Bit Trimming - A New Approach For The Optimization of Thumb 32-Bit x 32-Bit --> (top) 32-bit Calculations

To find the fastest way to get the top 32 bits, you have to trade a small amount of accuracy for speed. If you need it to be perfect, there are no "tricks" that avoid the 4 partial products on a pure 16-bit multiplier architecture.
However, if you can tolerate a tiny error—similar to the log tables or slide rules you mentioned—you can skip the "bottom" math entirely.

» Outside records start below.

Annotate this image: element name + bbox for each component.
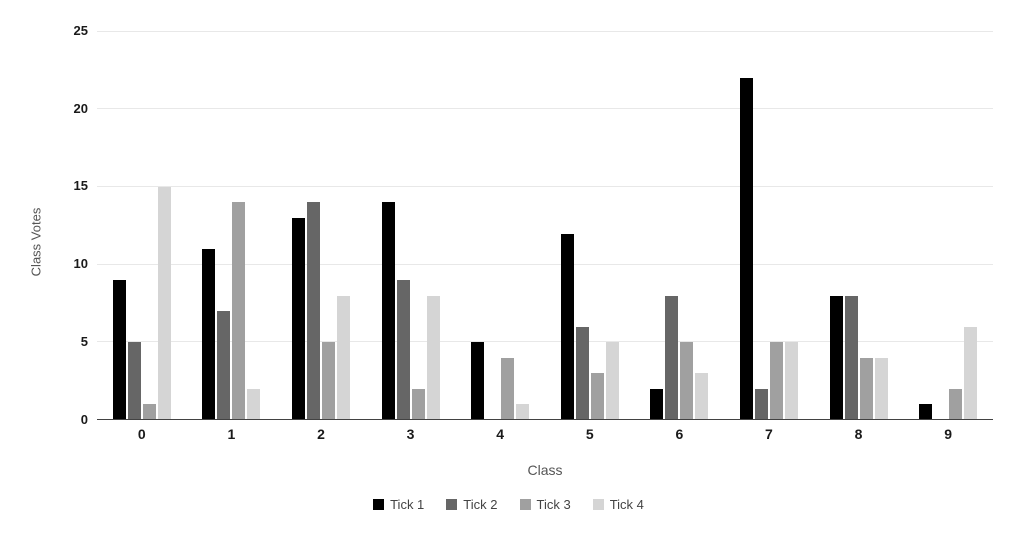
legend-swatch-icon bbox=[592, 499, 604, 510]
x-tick-label-6: 6 bbox=[675, 426, 684, 442]
bar-tick2-class8 bbox=[844, 296, 858, 420]
x-tick-label-4: 4 bbox=[496, 426, 505, 442]
x-tick-label-3: 3 bbox=[406, 426, 415, 442]
y-tick-label-25: 25 bbox=[73, 23, 88, 38]
bar-group-class-8 bbox=[814, 31, 904, 420]
bar-tick1-class7 bbox=[739, 78, 753, 420]
bar-groups bbox=[97, 31, 993, 420]
bar-tick3-class5 bbox=[590, 373, 604, 420]
bar-tick3-class2 bbox=[321, 342, 335, 420]
y-tick-label-10: 10 bbox=[73, 256, 88, 272]
legend-swatch-icon bbox=[373, 499, 385, 510]
bar-tick1-class6 bbox=[650, 389, 664, 420]
bar-tick3-class3 bbox=[411, 389, 425, 420]
gridline-10 bbox=[97, 263, 993, 265]
y-tick-label-0: 0 bbox=[80, 411, 88, 427]
bar-group-class-5 bbox=[545, 31, 635, 420]
bar-group-class-9 bbox=[903, 31, 993, 420]
gridline-25 bbox=[97, 30, 993, 32]
bar-tick1-class5 bbox=[560, 234, 574, 420]
bar-group-class-2 bbox=[276, 31, 366, 420]
bar-tick1-class3 bbox=[381, 202, 395, 420]
bar-group-class-3 bbox=[366, 31, 456, 420]
bar-tick3-class7 bbox=[769, 342, 783, 420]
bar-group-class-0 bbox=[97, 31, 187, 420]
bar-tick2-class2 bbox=[306, 202, 320, 420]
bar-tick2-class3 bbox=[396, 280, 410, 420]
legend-label: Tick 2 bbox=[463, 497, 498, 512]
x-tick-label-5: 5 bbox=[585, 426, 594, 442]
x-tick-label-0: 0 bbox=[137, 426, 146, 442]
legend-item-tick-3: Tick 3 bbox=[519, 497, 571, 512]
x-tick-label-1: 1 bbox=[227, 426, 236, 442]
x-tick-label-8: 8 bbox=[854, 426, 863, 442]
bar-tick4-class1 bbox=[247, 389, 261, 420]
legend-label: Tick 4 bbox=[609, 497, 644, 512]
bar-tick1-class9 bbox=[919, 404, 933, 420]
gridline-20 bbox=[97, 108, 993, 110]
bar-tick4-class4 bbox=[516, 404, 530, 420]
bar-tick1-class1 bbox=[202, 249, 216, 420]
bar-tick3-class9 bbox=[949, 389, 963, 420]
bar-tick1-class4 bbox=[471, 342, 485, 420]
bar-tick1-class0 bbox=[112, 280, 126, 420]
bar-tick2-class6 bbox=[665, 296, 679, 420]
legend-label: Tick 1 bbox=[390, 497, 425, 512]
bar-tick2-class0 bbox=[127, 342, 141, 420]
x-axis-line bbox=[97, 419, 993, 420]
legend-label: Tick 3 bbox=[536, 497, 571, 512]
bar-tick4-class8 bbox=[874, 358, 888, 420]
x-tick-label-7: 7 bbox=[765, 426, 773, 442]
bar-tick4-class9 bbox=[964, 327, 978, 420]
bar-tick3-class4 bbox=[501, 358, 515, 420]
bar-tick2-class1 bbox=[217, 311, 231, 420]
bar-tick3-class0 bbox=[142, 404, 156, 420]
legend-item-tick-2: Tick 2 bbox=[446, 497, 498, 512]
legend-item-tick-4: Tick 4 bbox=[592, 497, 644, 512]
bar-tick4-class6 bbox=[695, 373, 709, 420]
gridline-15 bbox=[97, 185, 993, 187]
bar-tick4-class2 bbox=[336, 296, 350, 420]
plot-area bbox=[97, 30, 993, 420]
gridline-5 bbox=[97, 341, 993, 343]
x-axis-tick-labels: 0 1 2 3 4 5 6 7 8 9 bbox=[97, 426, 993, 442]
bar-group-class-1 bbox=[187, 31, 277, 420]
y-tick-label-15: 15 bbox=[73, 178, 88, 194]
x-tick-label-9: 9 bbox=[944, 426, 953, 442]
bar-group-class-4 bbox=[455, 31, 545, 420]
legend-swatch-icon bbox=[446, 499, 458, 510]
y-tick-label-20: 20 bbox=[73, 100, 88, 116]
bar-group-class-6 bbox=[635, 31, 725, 420]
bar-tick1-class8 bbox=[829, 296, 843, 420]
bar-tick4-class7 bbox=[784, 342, 798, 420]
bar-group-class-7 bbox=[724, 31, 814, 420]
bar-tick4-class3 bbox=[426, 296, 440, 420]
bar-tick1-class2 bbox=[291, 218, 305, 420]
bar-tick4-class5 bbox=[605, 342, 619, 420]
x-axis-title: Class bbox=[527, 462, 563, 478]
x-tick-label-2: 2 bbox=[317, 426, 325, 442]
bar-tick3-class8 bbox=[859, 358, 873, 420]
bar-tick3-class1 bbox=[232, 202, 246, 420]
legend-swatch-icon bbox=[519, 499, 531, 510]
y-tick-label-5: 5 bbox=[80, 333, 88, 349]
legend-item-tick-1: Tick 1 bbox=[373, 497, 424, 512]
bar-tick4-class0 bbox=[157, 187, 171, 420]
bar-tick2-class5 bbox=[575, 327, 589, 420]
legend: Tick 1 Tick 2 Tick 3 Tick 4 bbox=[0, 497, 1017, 512]
bar-tick2-class7 bbox=[754, 389, 768, 420]
bar-tick3-class6 bbox=[680, 342, 694, 420]
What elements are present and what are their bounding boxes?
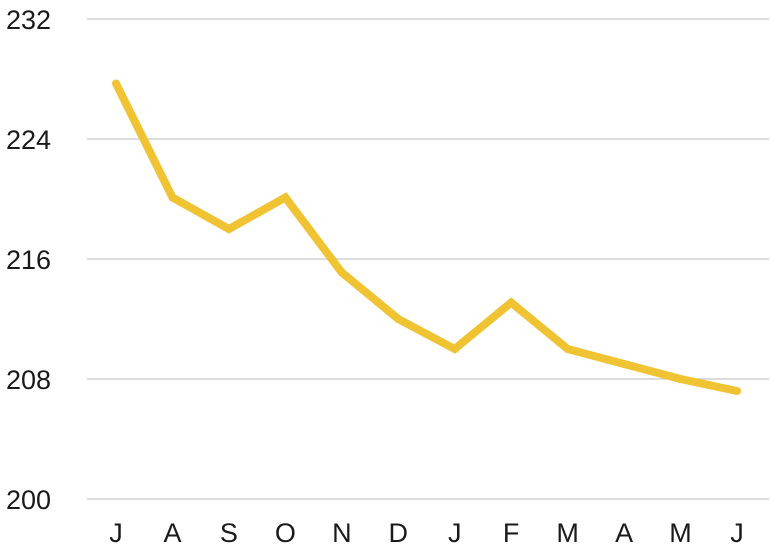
data-point <box>224 225 233 233</box>
y-tick-label: 200 <box>6 485 51 515</box>
data-point <box>507 298 516 307</box>
x-tick-label: M <box>669 518 692 548</box>
x-tick-label: J <box>109 518 123 548</box>
data-point <box>112 79 120 88</box>
data-point <box>733 387 741 395</box>
data-point <box>620 360 629 368</box>
y-tick-label: 216 <box>6 245 51 275</box>
y-axis-tick-labels: 232 224 216 208 200 <box>6 5 51 515</box>
data-point <box>450 345 459 353</box>
data-point <box>281 193 290 202</box>
gridlines <box>87 18 769 500</box>
series-layer <box>112 79 741 395</box>
x-tick-label: M <box>556 518 579 548</box>
x-tick-label: A <box>615 518 633 548</box>
x-tick-label: O <box>275 518 296 548</box>
data-point <box>563 345 572 353</box>
x-tick-label: J <box>448 518 462 548</box>
x-tick-label: N <box>332 518 352 548</box>
x-tick-label: A <box>163 518 181 548</box>
data-point <box>168 193 177 202</box>
series-line-0 <box>112 81 738 395</box>
data-point <box>676 375 685 383</box>
y-tick-label: 232 <box>6 5 51 35</box>
y-tick-label: 208 <box>6 365 51 395</box>
data-point <box>337 268 346 277</box>
x-tick-label: F <box>503 518 520 548</box>
y-tick-label: 224 <box>6 125 51 155</box>
x-tick-label: D <box>389 518 409 548</box>
x-tick-label: J <box>730 518 744 548</box>
data-point <box>394 315 403 323</box>
x-tick-label: S <box>220 518 238 548</box>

The "Trimming" Trick (3 Multiplies)

The mathematical expansion of \(A \times B\) is:
\((A_{hi}B_{hi}\ll 32)+(A_{hi}B_{lo}\ll 16)+(A_{lo}B_{hi}\ll 16)+(A_{lo}B_{lo})\)

To get the top 32 bits, the term \(A_{lo}B_{lo}\) is almost useless. It only contributes to the top 32 bits if it generates a carry that ripples all the way up through the middle terms.
The Optimization:
  1. Calculate \(A_{hi} \times B_{hi}\) (This is your base result).
  2. Calculate \(A_{hi} \times B_{lo}\), shift it right by 16, and add it.
  3. Calculate \(A_{lo} \times B_{hi}\), shift it right by 16, and add it.
  4. Ignore \(A_{lo} \times B_{lo}\) entirely.
Error Rate Analysis
I ran a simulation of 1,000,000 random 32-bit integer multiplications comparing the Full 64-bit result vs. the 3-multiply approximation above:
  • Error Frequency: ~69.4% of the time, the result is slightly "off."
  • Error Magnitude: The error is almost always exactly 1 LSB, with a maximum theoretical error of 2 LSB.
  • Speed Gain: You save 25% of your multiplication cycles and several shift/add instructions.

So in cases such as MP3 decode, the Thumb instruction set allows us to break that 17-cycle record held by   many years ago.

mul32x32:

uxth r2,r0 // b (low)
lsrs r0,r0,#16 // a (high)
lsrs r3,r1,#16 // c (high)
uxth r1,r1 // d (low)
movs r4,r1 // d

muls r1,r2 // bd
muls r4,r0 // ad
muls r0,r3 // ac
muls r3,r2 // bc

lsls r2,r4,#16
lsrs r4,r4,#16
adds r1,r2
adcs r0,r4
lsls r2,r3,#16
lsrs r3,r3,#16
adds r1,r2
adcs r0,r3

In full disclosure, I finally found a reasonable case for using an AI. I would be interested to know if others find this useful. If your final sample value is a 16-bit number and mixing (of frequencies) uses 32-bit numbers, is this a practical solution for MP2/MP2.5/MP3 decoders written in optimized Thumb? Some trial-and-error (no pun intended) testing will be needed but as well as saving a lot of CPU bandwidth (those decoders typically mix 8-12 frequenciy ranges together and it's only at the last stage where the stream of 32-bit values are finally put into a double-buffered sorage area for the DMA to pass to the DAC.

I just felt in my bones that it SHOULD be possible in 16 instructions anyway but I have wasted too much time and many methadoigies to discover that 17 seemed to be the 'hard limit', I still wonder if some now discontinued processor somewhere, a lone programmer found a trick to get it into 16. This happens. I had to teach the next generation on how using 128 bytes of the stack was the optimal way for a C64 sprite-multiplexor to 'sort' the Y values. Wizball was the first place I saw it 'used in anger' but while AI is fine for general high-level solutions, it would need to understand so much about the possible cases to accept an error-rate of the size involved was fine. If after 8 checks you have no slot - the C64 couldn't display the sprite in any case.

So it WOULD be lovely to hear from programmers in their dotage just noting 'oh, we found this on in 1986'. Too much amazing code is lost to us.